Parting Gifts
It’s a story about family. It’s a story about death. It’s a story about estranged sisters. It’s a story about awkward moments in the worst moments of life.
In setting out to create the story of Parting Gifts, the goal was always to capture a slice of life after death in all of its glorious complications. Relationships with the dead, while they were living always seem to be skewed by society after the person is gone. It is no longer proper to call that person awful. They’re dead. You can’t say that about a dead person. But what if that person truly was awful? What if that person betrayed everything that you held most dear, and ruined your childhood? Then do you have the right to speak ill of the dead? Of course not. They’re still dead.
And what if the person who shows up on your doorstep and asks you to come home is the person who you were groomed to hate, who loved someone you hated, who stands against everything you believe- and yet is your family. What do you do in that situation?
Parting Gifts is a story of absolute extremes. Extremes in awkward moments. Extremes in exposing emotion. Extremes in requests and desires. And yet, it is almost painfully close to real life.
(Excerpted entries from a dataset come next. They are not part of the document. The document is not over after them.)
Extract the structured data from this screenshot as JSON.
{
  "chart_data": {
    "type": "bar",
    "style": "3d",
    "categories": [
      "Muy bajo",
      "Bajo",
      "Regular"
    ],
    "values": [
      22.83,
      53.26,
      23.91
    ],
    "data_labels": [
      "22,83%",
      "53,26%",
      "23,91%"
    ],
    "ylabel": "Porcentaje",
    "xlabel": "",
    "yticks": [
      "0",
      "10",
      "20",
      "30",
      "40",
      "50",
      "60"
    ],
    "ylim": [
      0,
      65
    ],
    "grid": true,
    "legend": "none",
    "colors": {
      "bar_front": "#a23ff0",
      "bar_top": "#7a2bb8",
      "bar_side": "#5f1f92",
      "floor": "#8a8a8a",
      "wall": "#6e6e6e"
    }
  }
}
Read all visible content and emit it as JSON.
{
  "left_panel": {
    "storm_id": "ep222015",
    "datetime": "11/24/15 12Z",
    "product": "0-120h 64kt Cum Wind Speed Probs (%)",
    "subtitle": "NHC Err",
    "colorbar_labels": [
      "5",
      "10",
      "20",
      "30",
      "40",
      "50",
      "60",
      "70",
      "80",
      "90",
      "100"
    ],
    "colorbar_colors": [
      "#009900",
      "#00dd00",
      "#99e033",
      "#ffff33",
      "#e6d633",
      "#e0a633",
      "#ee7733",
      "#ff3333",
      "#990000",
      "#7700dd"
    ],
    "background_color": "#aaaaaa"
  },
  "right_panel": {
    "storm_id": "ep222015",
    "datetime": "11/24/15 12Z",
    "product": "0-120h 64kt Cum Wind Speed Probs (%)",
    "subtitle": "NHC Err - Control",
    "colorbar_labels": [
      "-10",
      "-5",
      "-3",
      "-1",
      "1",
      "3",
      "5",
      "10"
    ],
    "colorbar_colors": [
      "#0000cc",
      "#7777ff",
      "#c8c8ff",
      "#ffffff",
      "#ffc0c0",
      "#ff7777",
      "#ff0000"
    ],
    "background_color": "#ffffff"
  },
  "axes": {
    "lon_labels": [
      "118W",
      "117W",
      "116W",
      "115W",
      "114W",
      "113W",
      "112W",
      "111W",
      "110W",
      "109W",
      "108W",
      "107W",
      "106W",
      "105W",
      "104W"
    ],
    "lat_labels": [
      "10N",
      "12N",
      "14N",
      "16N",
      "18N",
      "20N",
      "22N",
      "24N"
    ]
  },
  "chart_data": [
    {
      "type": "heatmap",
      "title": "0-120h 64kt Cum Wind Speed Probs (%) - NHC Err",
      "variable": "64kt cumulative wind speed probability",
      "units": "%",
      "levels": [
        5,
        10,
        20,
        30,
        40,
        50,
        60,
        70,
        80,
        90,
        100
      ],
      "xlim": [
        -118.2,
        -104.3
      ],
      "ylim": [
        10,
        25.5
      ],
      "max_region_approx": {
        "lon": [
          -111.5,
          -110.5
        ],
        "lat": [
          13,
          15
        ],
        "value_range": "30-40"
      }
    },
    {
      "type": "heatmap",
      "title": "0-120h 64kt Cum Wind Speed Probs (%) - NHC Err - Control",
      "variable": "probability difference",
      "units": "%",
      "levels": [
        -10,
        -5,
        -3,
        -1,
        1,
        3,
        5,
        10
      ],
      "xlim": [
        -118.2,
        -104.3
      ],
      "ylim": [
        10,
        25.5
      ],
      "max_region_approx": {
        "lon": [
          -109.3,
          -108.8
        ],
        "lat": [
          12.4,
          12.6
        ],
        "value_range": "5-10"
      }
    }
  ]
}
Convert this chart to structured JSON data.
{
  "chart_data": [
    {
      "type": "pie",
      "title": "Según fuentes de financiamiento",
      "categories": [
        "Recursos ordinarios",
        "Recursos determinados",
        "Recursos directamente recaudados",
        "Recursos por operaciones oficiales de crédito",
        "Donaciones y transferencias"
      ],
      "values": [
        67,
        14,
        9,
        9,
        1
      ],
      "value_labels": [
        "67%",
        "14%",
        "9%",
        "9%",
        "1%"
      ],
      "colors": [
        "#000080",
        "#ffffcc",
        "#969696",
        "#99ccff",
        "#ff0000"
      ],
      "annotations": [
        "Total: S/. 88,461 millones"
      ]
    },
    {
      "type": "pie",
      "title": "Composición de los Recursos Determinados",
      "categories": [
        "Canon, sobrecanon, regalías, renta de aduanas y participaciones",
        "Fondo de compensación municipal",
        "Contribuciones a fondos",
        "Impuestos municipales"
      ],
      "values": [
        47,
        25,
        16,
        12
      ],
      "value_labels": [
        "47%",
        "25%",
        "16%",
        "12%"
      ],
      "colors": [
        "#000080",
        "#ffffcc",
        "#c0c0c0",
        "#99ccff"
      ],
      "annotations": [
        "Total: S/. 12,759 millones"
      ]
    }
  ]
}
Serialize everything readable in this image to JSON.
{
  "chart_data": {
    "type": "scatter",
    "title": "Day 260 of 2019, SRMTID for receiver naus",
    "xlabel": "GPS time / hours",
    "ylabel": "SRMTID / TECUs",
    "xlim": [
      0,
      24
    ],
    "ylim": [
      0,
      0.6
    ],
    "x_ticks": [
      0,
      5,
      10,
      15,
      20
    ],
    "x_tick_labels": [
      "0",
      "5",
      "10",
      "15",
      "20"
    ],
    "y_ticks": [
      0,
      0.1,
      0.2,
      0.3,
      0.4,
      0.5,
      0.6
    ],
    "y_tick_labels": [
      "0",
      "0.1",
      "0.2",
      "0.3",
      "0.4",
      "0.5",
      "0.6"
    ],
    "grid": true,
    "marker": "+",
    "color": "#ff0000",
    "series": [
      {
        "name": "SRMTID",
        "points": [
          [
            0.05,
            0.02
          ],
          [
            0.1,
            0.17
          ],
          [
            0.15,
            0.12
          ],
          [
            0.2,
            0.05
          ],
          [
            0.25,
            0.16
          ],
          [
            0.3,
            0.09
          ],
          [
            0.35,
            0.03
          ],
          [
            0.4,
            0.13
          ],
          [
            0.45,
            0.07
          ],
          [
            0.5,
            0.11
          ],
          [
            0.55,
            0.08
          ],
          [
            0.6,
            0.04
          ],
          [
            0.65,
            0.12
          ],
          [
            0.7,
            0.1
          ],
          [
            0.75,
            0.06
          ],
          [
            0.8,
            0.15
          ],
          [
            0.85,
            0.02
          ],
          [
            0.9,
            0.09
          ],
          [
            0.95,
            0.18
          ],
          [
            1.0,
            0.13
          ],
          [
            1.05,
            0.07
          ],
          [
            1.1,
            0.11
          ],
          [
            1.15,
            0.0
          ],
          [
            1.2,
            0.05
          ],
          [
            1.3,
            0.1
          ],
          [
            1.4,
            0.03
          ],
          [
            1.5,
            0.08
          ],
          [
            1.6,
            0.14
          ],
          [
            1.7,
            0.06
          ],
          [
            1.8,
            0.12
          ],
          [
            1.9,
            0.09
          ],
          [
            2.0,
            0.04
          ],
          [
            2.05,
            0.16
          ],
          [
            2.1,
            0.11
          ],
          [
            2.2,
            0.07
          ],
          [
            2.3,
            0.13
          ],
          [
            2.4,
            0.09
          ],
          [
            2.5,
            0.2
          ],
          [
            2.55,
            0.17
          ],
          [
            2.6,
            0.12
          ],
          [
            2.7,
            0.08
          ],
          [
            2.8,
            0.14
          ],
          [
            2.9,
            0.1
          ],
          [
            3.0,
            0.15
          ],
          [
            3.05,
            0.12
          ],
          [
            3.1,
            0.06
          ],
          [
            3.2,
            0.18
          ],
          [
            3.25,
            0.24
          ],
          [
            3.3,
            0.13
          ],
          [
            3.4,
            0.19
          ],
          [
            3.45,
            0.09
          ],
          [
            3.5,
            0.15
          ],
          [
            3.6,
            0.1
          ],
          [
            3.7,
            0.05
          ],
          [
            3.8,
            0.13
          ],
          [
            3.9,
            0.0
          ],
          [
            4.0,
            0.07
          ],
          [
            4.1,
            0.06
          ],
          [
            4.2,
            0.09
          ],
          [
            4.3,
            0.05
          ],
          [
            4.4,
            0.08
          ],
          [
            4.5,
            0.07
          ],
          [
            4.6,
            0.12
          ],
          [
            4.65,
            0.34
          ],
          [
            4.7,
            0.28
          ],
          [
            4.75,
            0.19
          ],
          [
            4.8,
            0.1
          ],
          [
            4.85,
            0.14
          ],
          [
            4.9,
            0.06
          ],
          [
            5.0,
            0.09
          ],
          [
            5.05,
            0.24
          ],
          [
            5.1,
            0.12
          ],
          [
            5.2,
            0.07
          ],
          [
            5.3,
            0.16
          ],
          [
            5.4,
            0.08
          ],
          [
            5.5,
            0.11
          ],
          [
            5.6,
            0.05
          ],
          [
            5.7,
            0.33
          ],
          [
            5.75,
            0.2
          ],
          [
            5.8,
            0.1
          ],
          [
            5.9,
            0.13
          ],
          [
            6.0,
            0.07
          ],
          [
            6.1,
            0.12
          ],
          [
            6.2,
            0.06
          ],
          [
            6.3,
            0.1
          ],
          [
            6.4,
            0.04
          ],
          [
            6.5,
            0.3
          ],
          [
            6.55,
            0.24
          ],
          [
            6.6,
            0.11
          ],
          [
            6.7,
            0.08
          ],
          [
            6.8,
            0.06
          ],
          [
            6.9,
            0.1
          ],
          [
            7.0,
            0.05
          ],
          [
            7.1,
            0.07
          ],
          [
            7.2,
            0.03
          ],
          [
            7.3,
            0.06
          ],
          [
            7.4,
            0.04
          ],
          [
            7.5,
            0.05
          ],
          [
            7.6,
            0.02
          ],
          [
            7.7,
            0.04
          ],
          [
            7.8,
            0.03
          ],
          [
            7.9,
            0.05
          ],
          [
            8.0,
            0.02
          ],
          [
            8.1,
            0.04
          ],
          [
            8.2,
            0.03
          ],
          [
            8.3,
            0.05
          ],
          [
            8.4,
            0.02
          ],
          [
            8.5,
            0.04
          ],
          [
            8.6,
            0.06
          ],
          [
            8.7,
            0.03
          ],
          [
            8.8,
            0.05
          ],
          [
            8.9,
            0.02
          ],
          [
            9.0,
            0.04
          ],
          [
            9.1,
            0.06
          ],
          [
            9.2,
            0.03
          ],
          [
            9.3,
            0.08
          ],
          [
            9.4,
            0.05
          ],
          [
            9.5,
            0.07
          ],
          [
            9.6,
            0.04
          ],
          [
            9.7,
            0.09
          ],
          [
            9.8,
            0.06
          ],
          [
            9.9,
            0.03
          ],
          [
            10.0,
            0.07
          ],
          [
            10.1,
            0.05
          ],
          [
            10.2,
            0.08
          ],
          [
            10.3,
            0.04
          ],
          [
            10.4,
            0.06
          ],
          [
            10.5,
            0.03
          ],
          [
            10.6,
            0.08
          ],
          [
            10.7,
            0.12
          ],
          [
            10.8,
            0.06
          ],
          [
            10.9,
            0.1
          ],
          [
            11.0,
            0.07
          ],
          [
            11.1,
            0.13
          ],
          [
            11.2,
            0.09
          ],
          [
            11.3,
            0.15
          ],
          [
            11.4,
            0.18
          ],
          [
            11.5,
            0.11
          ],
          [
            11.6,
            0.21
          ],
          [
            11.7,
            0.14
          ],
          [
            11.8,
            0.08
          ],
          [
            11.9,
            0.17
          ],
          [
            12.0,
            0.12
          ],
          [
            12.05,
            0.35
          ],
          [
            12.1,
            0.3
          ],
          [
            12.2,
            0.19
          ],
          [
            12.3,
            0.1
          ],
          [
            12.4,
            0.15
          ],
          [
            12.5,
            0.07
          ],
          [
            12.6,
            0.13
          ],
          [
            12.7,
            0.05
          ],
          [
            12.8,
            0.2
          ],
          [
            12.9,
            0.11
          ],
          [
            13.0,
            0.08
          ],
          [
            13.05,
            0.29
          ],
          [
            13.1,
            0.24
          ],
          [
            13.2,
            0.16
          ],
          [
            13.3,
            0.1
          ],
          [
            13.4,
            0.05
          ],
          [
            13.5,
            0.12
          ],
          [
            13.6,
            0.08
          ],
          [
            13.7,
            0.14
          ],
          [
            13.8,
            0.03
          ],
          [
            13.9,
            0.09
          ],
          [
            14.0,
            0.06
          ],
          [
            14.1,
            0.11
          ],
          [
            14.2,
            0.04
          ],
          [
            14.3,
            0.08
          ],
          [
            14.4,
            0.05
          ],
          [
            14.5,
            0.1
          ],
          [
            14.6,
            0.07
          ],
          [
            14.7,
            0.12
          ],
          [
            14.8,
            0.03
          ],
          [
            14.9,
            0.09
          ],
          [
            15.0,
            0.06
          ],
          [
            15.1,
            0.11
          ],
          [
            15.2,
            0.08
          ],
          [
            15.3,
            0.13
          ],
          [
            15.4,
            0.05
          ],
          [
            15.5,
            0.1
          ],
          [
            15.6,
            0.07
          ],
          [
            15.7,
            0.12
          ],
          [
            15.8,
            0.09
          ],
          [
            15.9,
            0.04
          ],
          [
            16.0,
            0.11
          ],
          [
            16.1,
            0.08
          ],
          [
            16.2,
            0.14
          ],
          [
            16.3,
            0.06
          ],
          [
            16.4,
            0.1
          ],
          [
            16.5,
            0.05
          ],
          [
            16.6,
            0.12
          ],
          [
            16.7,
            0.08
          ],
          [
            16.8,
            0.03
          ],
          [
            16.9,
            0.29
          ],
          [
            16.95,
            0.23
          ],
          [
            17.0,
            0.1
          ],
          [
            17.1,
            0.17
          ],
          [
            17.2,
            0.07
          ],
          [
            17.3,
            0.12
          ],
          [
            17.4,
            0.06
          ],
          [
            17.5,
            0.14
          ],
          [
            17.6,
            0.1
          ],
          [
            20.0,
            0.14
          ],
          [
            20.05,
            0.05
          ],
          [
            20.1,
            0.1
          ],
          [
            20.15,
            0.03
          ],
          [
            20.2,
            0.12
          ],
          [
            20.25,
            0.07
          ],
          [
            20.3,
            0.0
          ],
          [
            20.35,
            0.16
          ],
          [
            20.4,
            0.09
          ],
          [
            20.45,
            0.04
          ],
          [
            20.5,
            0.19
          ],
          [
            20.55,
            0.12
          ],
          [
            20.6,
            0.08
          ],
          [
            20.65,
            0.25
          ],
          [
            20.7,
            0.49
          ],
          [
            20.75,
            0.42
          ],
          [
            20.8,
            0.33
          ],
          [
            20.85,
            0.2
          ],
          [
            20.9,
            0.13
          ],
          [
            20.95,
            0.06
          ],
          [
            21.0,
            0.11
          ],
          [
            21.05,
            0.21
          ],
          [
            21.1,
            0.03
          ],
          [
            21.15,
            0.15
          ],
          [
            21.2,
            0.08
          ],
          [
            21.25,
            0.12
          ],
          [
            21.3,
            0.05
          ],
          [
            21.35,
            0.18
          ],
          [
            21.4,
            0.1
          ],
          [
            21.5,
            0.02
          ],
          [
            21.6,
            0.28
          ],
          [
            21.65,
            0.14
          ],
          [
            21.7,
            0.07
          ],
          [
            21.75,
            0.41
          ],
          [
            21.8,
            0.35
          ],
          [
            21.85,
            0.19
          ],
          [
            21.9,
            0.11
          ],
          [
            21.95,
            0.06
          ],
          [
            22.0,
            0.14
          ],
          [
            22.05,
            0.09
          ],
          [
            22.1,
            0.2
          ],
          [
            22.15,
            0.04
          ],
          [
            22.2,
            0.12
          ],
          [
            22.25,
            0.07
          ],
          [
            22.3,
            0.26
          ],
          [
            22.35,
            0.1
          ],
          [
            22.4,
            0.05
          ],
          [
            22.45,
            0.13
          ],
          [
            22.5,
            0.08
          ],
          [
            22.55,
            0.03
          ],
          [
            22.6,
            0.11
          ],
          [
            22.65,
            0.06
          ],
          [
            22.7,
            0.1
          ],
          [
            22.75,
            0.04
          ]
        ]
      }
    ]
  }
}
When Alex shows up on Camille’s doorstep, she has no reason to believe that Camille will come back with her. And yet, despite all logic, she still shows up to ask her estranged sister to come home. Death has a way of corrupting any sense of logic we may bear throughout the rest of our lives.
Similarly, Camille has no reason to let her sister in the door. She hates her sister. She never intended on seeing her again. Camille did not go to her own father’s funeral to avoid seeing her sister and the family she can’t stand. And yet, Camille lets Alex in the door. Why? Is it love? Is it a brief moment of caring? Curiosity?
Death has a way of changing everything.